Session 1B: Industrial Physics Forum: Large-Scale Applications

Superconducting Materials, Magnets and Electric Power Applications

The surprising discovery of superconductivity a century ago launched a chain of convention-shattering innovations and discoveries in superconducting materials and applications that continues to this day. The range of large-scale applications grows with new materials discoveries - low temperature NbTi and Nb$_{3}$Sn for liquid helium cooled superconducting magnets, intermediate temperature MgB$_{2}$ for inexpensive cryocooled applications including MRI magnets, and high temperature YBCO and BSSCO for high current applications cooled with inexpensive liquid nitrogen. Applications based on YBCO address critical emerging challenges for the electricity grid, including high capacity superconducting cables to distribute power in urban areas; transmission of renewable electricity over long distances from source to load; high capacity DC interconnections among the three US grids; fast, self-healing fault current limiters to increase reliability; low-weight, high capacity generators enabling off-shore wind turbines; and superconducting magnetic energy storage for smoothing the variability of renewable sources. In addition to these grid applications, coated conductors based on YBCO deposited on strong Hastelloy substrates enable a new generation of all superconducting high field magnets capable of producing fields above 30 T, approximately 50{\%} higher than the existing all superconducting limit based on Nb$_{3}$Sn. The high fields, low power cost and the quiet electromagnetic and mechanical operation of such magnets could change the character of high field basic research on materials, enable a new generation of high-energy colliding beam experiments and extend the reach of high density superconducting magnetic energy storage.   

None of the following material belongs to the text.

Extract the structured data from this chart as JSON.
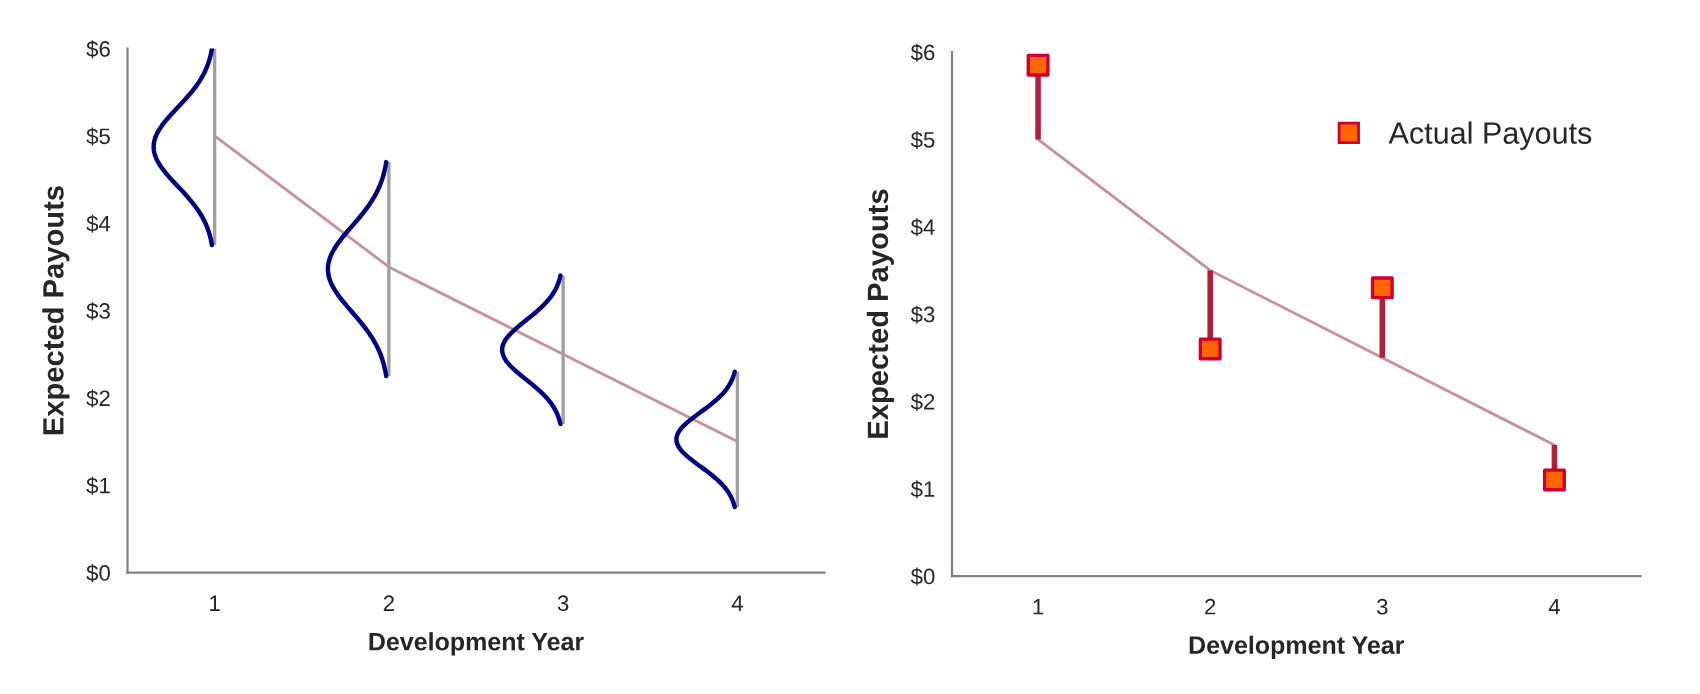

High Temperature Superconductors for the Electric Power Grid

High Temperature Superconductor power equipment is positioned to play a key role in addressing our national and global energy challenges. While the most obvious benefit is efficiency by using the superconductor's lossless current flow to cut the 10{\%} power lost in the grid, other benefits are likely to be even more impactful. These benefits arise from the high current density of superconductor wire which enables design of highly power-dense and compact equipment including high capacity cables and rotating machinery -- generators and motors. Vast and dense urban areas are becoming home to an increasingly large proportion of world population, and high capacity ac superconductor cables offer a non-interfering and easily installed solution to increasing urban power needs. Longer term, the ultra-low loss of long-distance dc superconductor cables offers strengthened links and power sharing across wide geographical areas. Compact superconductor generators are the key to high power off-shore wind turbines, a major source of renewable energy. Some of these applications have reached a sophisticated level of demonstration, initiating commercial use.   

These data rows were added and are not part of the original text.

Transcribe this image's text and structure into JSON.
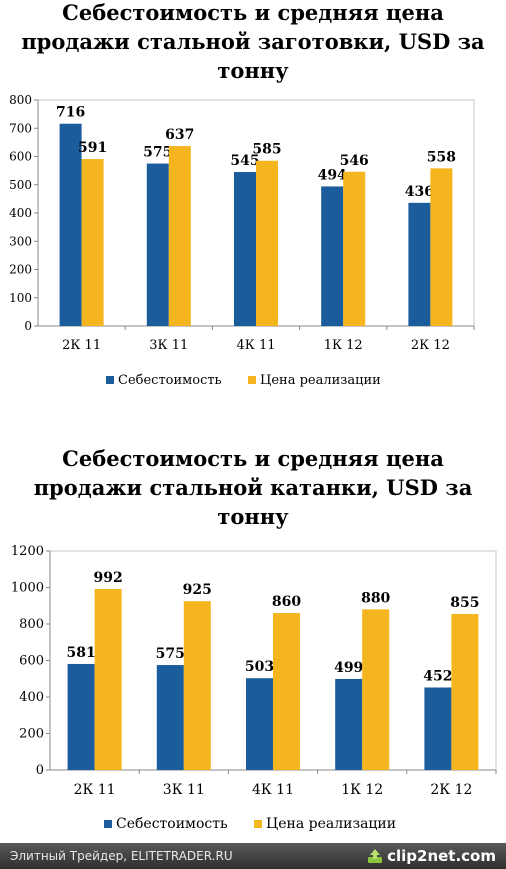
{
  "charts": [
    {
      "title": "Себестоимость и средняя цена\nпродажи стальной заготовки, USD за\nтонну",
      "chart_data": {
        "type": "bar",
        "title": "Себестоимость и средняя цена продажи стальной заготовки, USD за тонну",
        "categories": [
          "2К 11",
          "3К 11",
          "4К 11",
          "1К 12",
          "2К 12"
        ],
        "series": [
          {
            "name": "Себестоимость",
            "values": [
              716,
              575,
              545,
              494,
              436
            ],
            "color": "#1a5c9c"
          },
          {
            "name": "Цена реализации",
            "values": [
              591,
              637,
              585,
              546,
              558
            ],
            "color": "#f5b51e"
          }
        ],
        "ylim": [
          0,
          800
        ],
        "yticks": [
          0,
          100,
          200,
          300,
          400,
          500,
          600,
          700,
          800
        ],
        "grid": false,
        "legend": "bottom"
      }
    },
    {
      "title": "Себестоимость и средняя цена\nпродажи стальной катанки, USD за\nтонну",
      "chart_data": {
        "type": "bar",
        "title": "Себестоимость и средняя цена продажи стальной катанки, USD за тонну",
        "categories": [
          "2К 11",
          "3К 11",
          "4К 11",
          "1К 12",
          "2К 12"
        ],
        "series": [
          {
            "name": "Себестоимость",
            "values": [
              581,
              575,
              503,
              499,
              452
            ],
            "color": "#1a5c9c"
          },
          {
            "name": "Цена реализации",
            "values": [
              992,
              925,
              860,
              880,
              855
            ],
            "color": "#f5b51e"
          }
        ],
        "ylim": [
          0,
          1200
        ],
        "yticks": [
          0,
          200,
          400,
          600,
          800,
          1000,
          1200
        ],
        "grid": false,
        "legend": "bottom"
      }
    }
  ],
  "footer": {
    "text": "Элитный Трейдер, ELITETRADER.RU",
    "brand": "clip2net.com",
    "brand_icon": "arrow-icon"
  }
}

Industrial Large Scale Applications of Superconductivity -- Current and Future Trends

Since the initial development of NbTi and Nb3Sn superconducting wires in the early 1960's, superconductivity has developed a broad range of industrial applications in research, medicine and energy. Superconductivity has been used extensively in NMR low field and high field spectrometers and MRI systems, and has been demonstrated in many power applications, including power cables, transformers, fault current limiters, and motors and generators. To date, the most commercially successful application for superconductivity has been the high field magnets required for magnetic resonance imaging (MRI), with a global market well in excess of {\$}4 billion excluding the service industry. The unique ability of superconductors to carry large currents with no losses enabled high field MRI and its unique clinical capabilities in imaging soft tissue. The rapid adoption of high field MRI with superconducting magnets was because superconductivity was a key enabler for high field magnets with their high field uniformity and image quality. With over 30 years of developing MRI systems and applications, MRI has become a robust clinical tool that is ever expanding into new and developing markets. Continued innovation in system design is continuing to address these market needs. One of the key questions that innovators in industrial superconducting magnet design must consider today is what application of superconductivity may lead to a market on the scale of MRI? What are the key considerations for where superconductivity can provide a unique solution as it did in the case of MRI? Many companies in the superconducting industry today are investigating possible technologies that may be the next large market like MRI.